Susan Aitken brands Tories ‘cowards’ as bid to force apology fails

The Glasgow City Council leader had been asked to apologise after revealing plans for a car-free zone.

Susan Aitken brands Tories ‘cowards’ as bid to force apology fails iStock

Susan Aitken has hit back at Glasgow’s Conservative group, accusing them of “cowardice” and “playing the woman instead of the ball” after a bid to force her to apologise to city centre residents failed.

Glasgow Tories believe the council leader should say sorry after she announced plans for a car-free zone in the city centre before consulting with businesses and residents.

However, the motion calling for an apology failed to gather enough votes, with the majority of councillors instead backing an SNP and Green group amendment.

The council leader accused them of personal attacks and said they were showing “total cowardice” by hiding their views behind “fake outrage”.

Cllr Aitken said: “Here we go again. The Tories managed a single full council meeting talking about a better way of doing politics before they are straight back to playing the woman instead of the ball.

“Personally attacking me because I said something in public. They just can’t help themselves.

“The notion that ideas, proposals, intentions, can’t ever be discussed outside a formal consultation or committee process, whether by me or any other elected official of the council is laughable.”

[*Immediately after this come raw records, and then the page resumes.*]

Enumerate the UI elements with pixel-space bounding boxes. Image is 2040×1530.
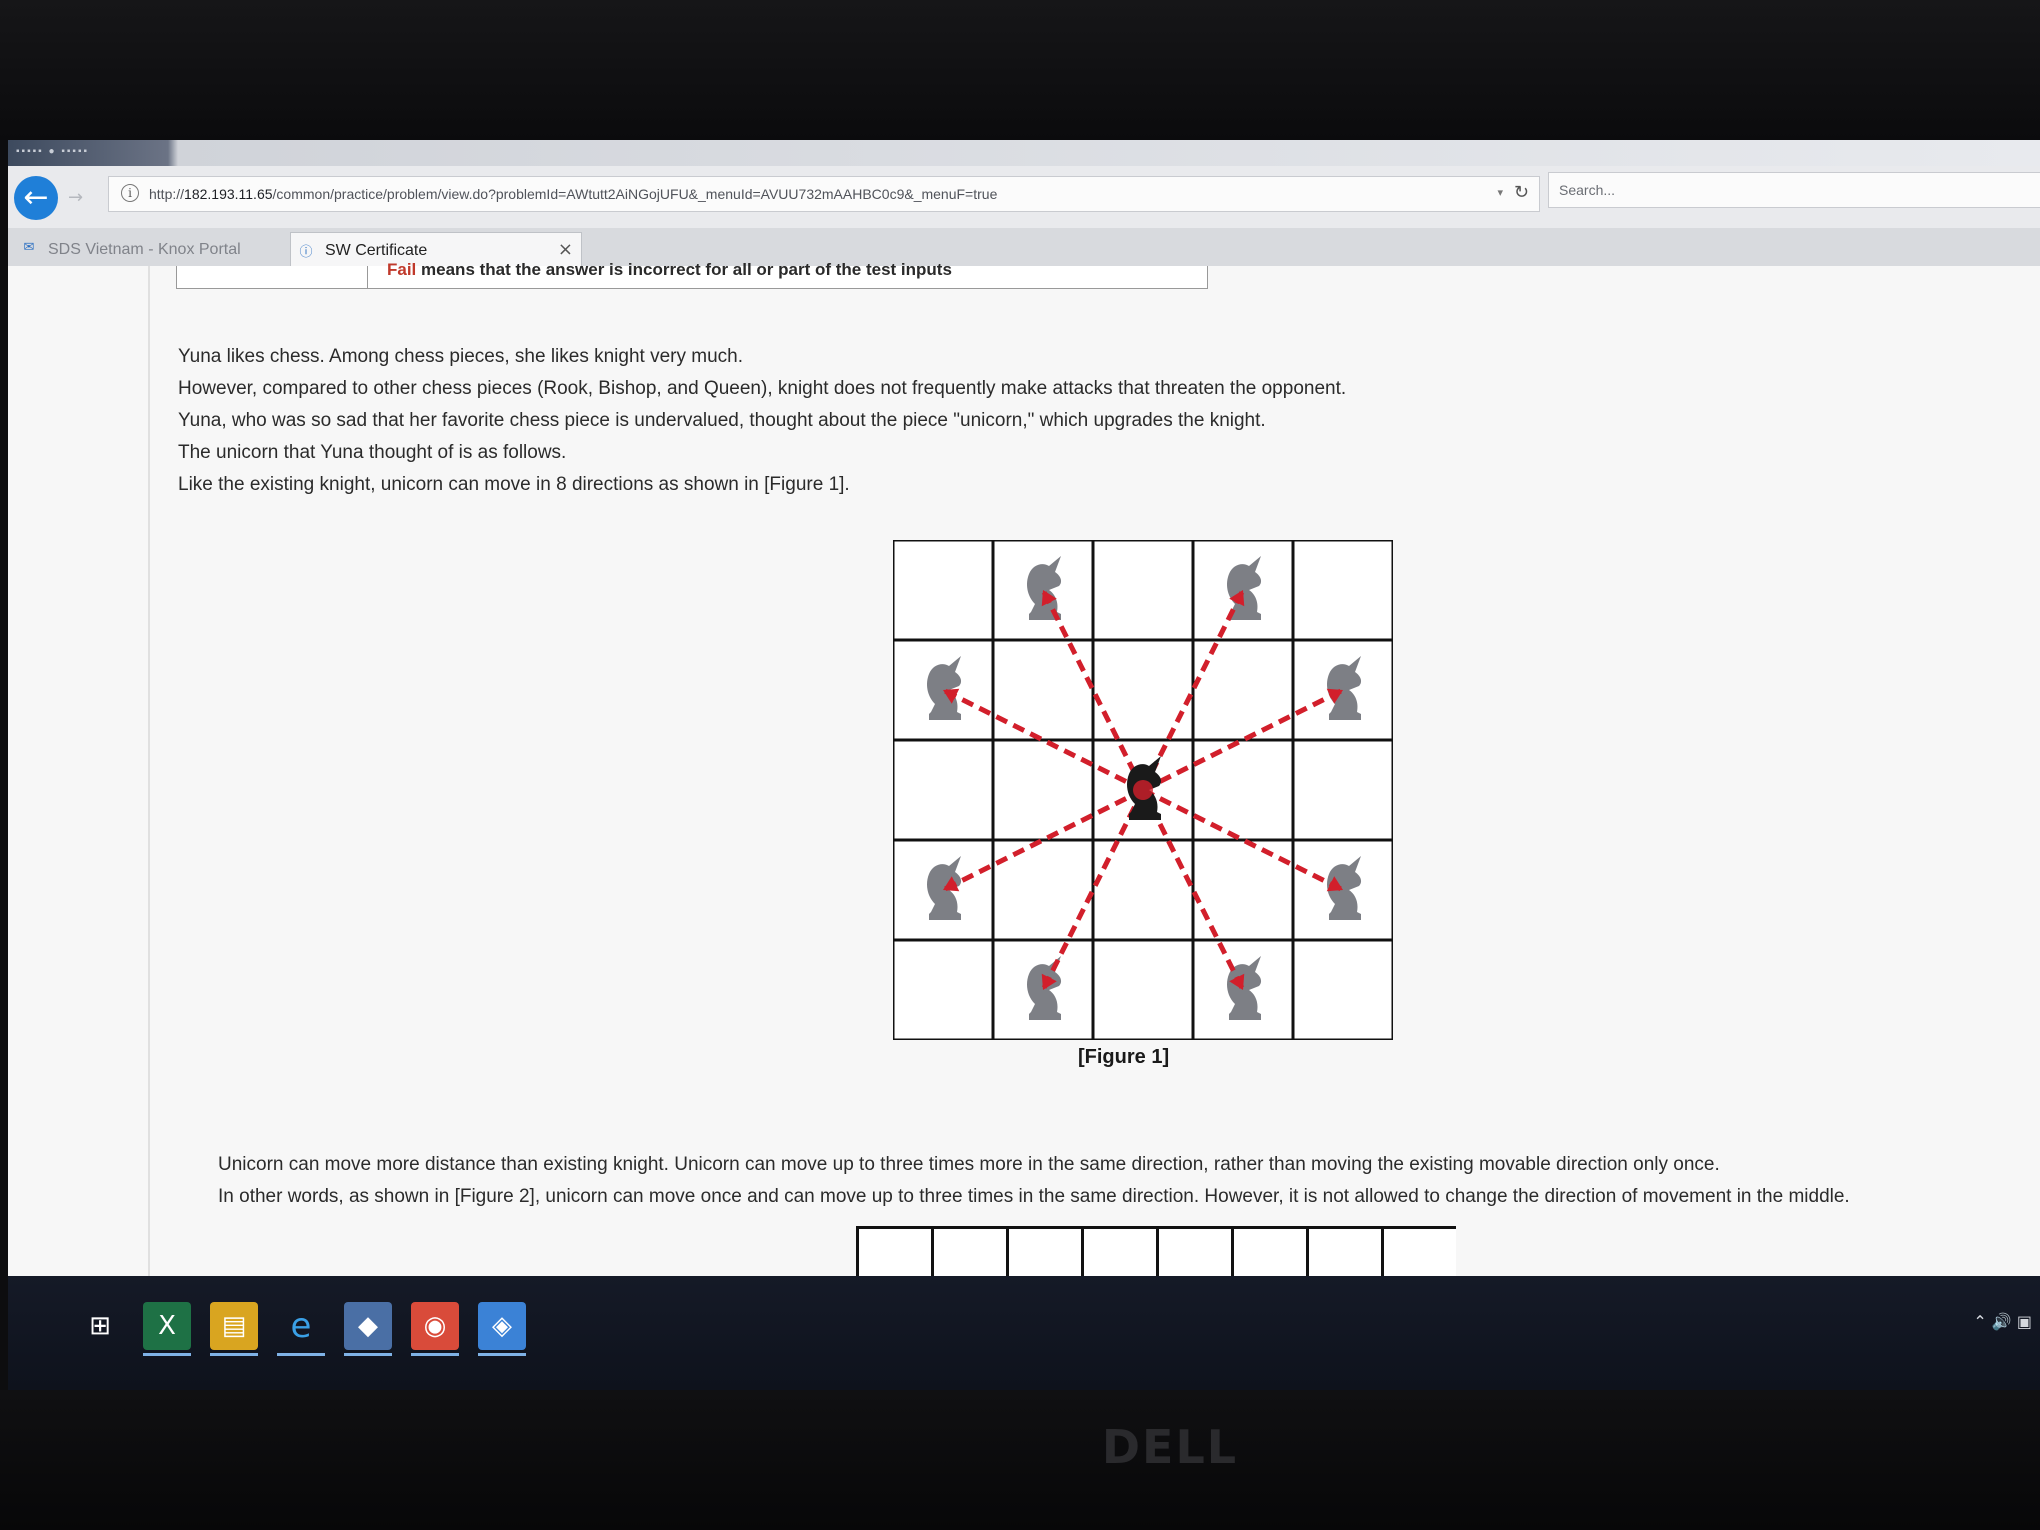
- info-icon[interactable]: i: [121, 184, 139, 202]
- refresh-icon[interactable]: ↻: [1514, 182, 1529, 203]
- divider: [148, 266, 150, 1276]
- screen: ▪▪▪▪▪ ● ▪▪▪▪▪ ← → i http://182.193.11.65…: [8, 140, 2040, 1390]
- info-icon: ⓘ: [299, 245, 313, 260]
- board-cell: [893, 738, 995, 842]
- board-cell: [1191, 838, 1295, 942]
- board-cell: [991, 738, 1095, 842]
- active-indicator: [478, 1353, 526, 1356]
- board-cell: [1191, 638, 1295, 742]
- tab-label: SDS Vietnam - Knox Portal: [48, 241, 241, 258]
- forward-arrow-icon[interactable]: →: [68, 188, 88, 208]
- file-explorer-icon[interactable]: ▤: [210, 1302, 258, 1356]
- board-cell: [893, 540, 995, 642]
- result-legend-box: Fail means that the answer is incorrect …: [176, 260, 1208, 289]
- board-cell: [1091, 638, 1195, 742]
- problem-text-line: Like the existing knight, unicorn can mo…: [178, 474, 850, 495]
- board-cell: [1291, 540, 1393, 642]
- board-cell: [1091, 540, 1195, 642]
- problem-text-line: In other words, as shown in [Figure 2], …: [218, 1186, 1850, 1207]
- active-indicator: [143, 1353, 191, 1356]
- close-icon[interactable]: ×: [558, 239, 573, 260]
- dell-logo: DELL: [1101, 1420, 1239, 1474]
- window-titlebar: ▪▪▪▪▪ ● ▪▪▪▪▪: [8, 140, 2040, 166]
- result-legend-text: Fail means that the answer is incorrect …: [387, 260, 952, 279]
- tab-label: SW Certificate: [325, 242, 428, 259]
- active-indicator: [411, 1353, 459, 1356]
- titlebar-blur: ▪▪▪▪▪ ● ▪▪▪▪▪: [16, 146, 90, 157]
- board-cell: [1191, 738, 1295, 842]
- board-cell: [1291, 738, 1393, 842]
- board-cell: [1291, 938, 1393, 1040]
- figure-1-board: [893, 540, 1393, 1040]
- problem-text-line: Yuna likes chess. Among chess pieces, sh…: [178, 346, 743, 367]
- system-tray: ⌃ 🔊 ▣: [1973, 1312, 2032, 1331]
- start-icon[interactable]: ⊞: [76, 1302, 124, 1350]
- board-cell: [1091, 938, 1195, 1040]
- problem-text-line: Yuna, who was so sad that her favorite c…: [178, 410, 1266, 431]
- app-icon[interactable]: ◆: [344, 1302, 392, 1356]
- monitor-bezel-bottom: [0, 1390, 2040, 1530]
- address-bar[interactable]: i http://182.193.11.65/common/practice/p…: [108, 176, 1540, 212]
- search-input[interactable]: Search...: [1548, 172, 2040, 208]
- board-cell: [1091, 838, 1195, 942]
- board-cell: [893, 938, 995, 1040]
- back-arrow-icon[interactable]: ←: [14, 176, 58, 220]
- active-indicator: [210, 1353, 258, 1356]
- chrome-icon[interactable]: ◉: [411, 1302, 459, 1356]
- url-dropdown-icon[interactable]: ▾: [1497, 186, 1503, 199]
- figure-1-caption: [Figure 1]: [1078, 1046, 1170, 1068]
- problem-page: Fail means that the answer is incorrect …: [8, 260, 2040, 1286]
- search-placeholder: Search...: [1559, 182, 1616, 198]
- tab-bar: ✉ SDS Vietnam - Knox Portal ⓘ SW Certifi…: [8, 228, 2040, 350]
- excel-icon[interactable]: X: [143, 1302, 191, 1356]
- problem-text-line: However, compared to other chess pieces …: [178, 378, 1347, 399]
- taskbar: ⌃ 🔊 ▣ ⊞ X ▤ e ◆ ◉ ◈: [8, 1276, 2040, 1390]
- center-burst: [1133, 780, 1153, 800]
- url-text[interactable]: http://182.193.11.65/common/practice/pro…: [149, 186, 997, 202]
- problem-text-line: The unicorn that Yuna thought of is as f…: [178, 442, 567, 463]
- tab-knox-portal[interactable]: ✉ SDS Vietnam - Knox Portal: [14, 232, 284, 266]
- divider: [367, 266, 368, 288]
- browser-navbar: ← → i http://182.193.11.65/common/practi…: [8, 166, 2040, 229]
- active-indicator: [344, 1353, 392, 1356]
- board-cell: [991, 838, 1095, 942]
- problem-text-line: Unicorn can move more distance than exis…: [218, 1154, 1720, 1175]
- app-launcher-icon[interactable]: ◈: [478, 1302, 526, 1356]
- internet-explorer-icon[interactable]: e: [277, 1302, 325, 1356]
- mail-icon: ✉: [23, 240, 35, 255]
- monitor-bezel-top: [0, 0, 2040, 140]
- board-cell: [991, 638, 1095, 742]
- active-indicator: [277, 1353, 325, 1356]
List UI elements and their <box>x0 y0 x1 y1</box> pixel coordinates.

She added it was clear the Tories don’t support the car-free zone plan.

“Instead of having the guts to say so they are hiding behind fake outrage and operational whataboutery. As if solutions for the challenges weren’t found for Buchanan Street many years ago.

“If Paris can turn the Champs-Elysees into a city park, our officers have got the smarts to reprioritise some road space on West Nile Street.”

The Conservative group claimed that cllr Aitken had been trying to “boost her personal profile” by revealing the policy during COP26.

Bailie Kyle Thornton said no political group on the council has a majority, adding this “isn’t the way to make policy”.

He highlighted comments by Stuart Patrick, chief executive of Glasgow Chamber of Commerce, who expressed his disappointment that there was no prior consultation before the announcement.

Cllr Thornton added: “We have to make sure our policy process is strong. My group believes it is incumbent on the leader of the council to apologise to all those who were caught off guard on this proposal.”

He also said she should apologise for the “sheer disrespect”.

SNP councillor Angus Millar said: “It is of course entirely appropriate for a council leader to state a policy aspiration and to share emerging proposals.”

He added one of his “key takeaways from COP26 last month is that Glasgow and other cities are acting as a driving force for transformative change for a low carbon future”.

Labour’s Bailie Soryia Siddique said: “Politics has room for disagreement without becoming personal.”

She said her group was “wholeheartedly criticising the administration for its handling” of this situation, but the city has “recognised for a long time that repurposing public space for people rather than cars is a distinct benefit”.

Cllr Siddique added there needs to be consensus and the council must “bring citizens along with us”.

The approved amendment stated “reducing private care use is vital to reduce emissions” and “reallocation of road space from private cars is needed in order to facilitate improved public transport, active travel modes and high quality public realm”.